Ванечка озабоченно пересчитал пачку хрустящих молочных червонцев и половину отдал Филиппу Степановичу. Бухгалтер расстегнул пальто и уже собрался определить сумму в боковые карманы, как Никита вышел из-за колонны и снял картуз. Он вытянул руки по швам и склонил голову.

— С получкой, Филипп Степанович.

Прохоров вздрогнул, увидел курьера и нахмурился.

— Почему ты здесь, Никита? Кто тебя прислал?

Никита быстро засунул руку за борт пиджака и молча подал изрядно отсыревшую доверенность.

— В чем дело? — проговорил Филипп Степанович, обстоятельно надевая на нос пенсне и слегка откидывая голову, чтобы прочесть документ.

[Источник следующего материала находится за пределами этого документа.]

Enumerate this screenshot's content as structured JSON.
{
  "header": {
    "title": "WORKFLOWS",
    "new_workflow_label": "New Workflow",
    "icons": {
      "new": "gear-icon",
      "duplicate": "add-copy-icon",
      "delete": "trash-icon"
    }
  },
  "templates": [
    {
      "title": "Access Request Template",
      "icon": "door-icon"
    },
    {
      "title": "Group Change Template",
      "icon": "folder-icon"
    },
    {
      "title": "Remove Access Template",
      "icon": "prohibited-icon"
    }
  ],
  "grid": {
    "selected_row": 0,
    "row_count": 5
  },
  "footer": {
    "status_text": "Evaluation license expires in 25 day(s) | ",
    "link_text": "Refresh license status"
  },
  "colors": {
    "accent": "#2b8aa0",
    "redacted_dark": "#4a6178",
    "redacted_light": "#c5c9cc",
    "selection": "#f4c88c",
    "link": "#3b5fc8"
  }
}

Он прочел его, затем снял пенсне, посмотрел на Никиту взором высшего гнева и изумления, замотал головой, хотел что-то сказать, но не нашел слов, и получилось грозное мычание. Филипп Степанович очень покраснел, отвернулся, надел пенсне, покрутил перед своим лбом пальцами, покосился на Никиту, протянул бумажку Ванечке.

— Прошу вас быть свидетелем, товарищ кассир, до чего обнаглели курьеры в наше время, — произнес он довольно официальным вибрирующим голосом.

Ванечка прочитал бумажку и укоризненно покачал головой.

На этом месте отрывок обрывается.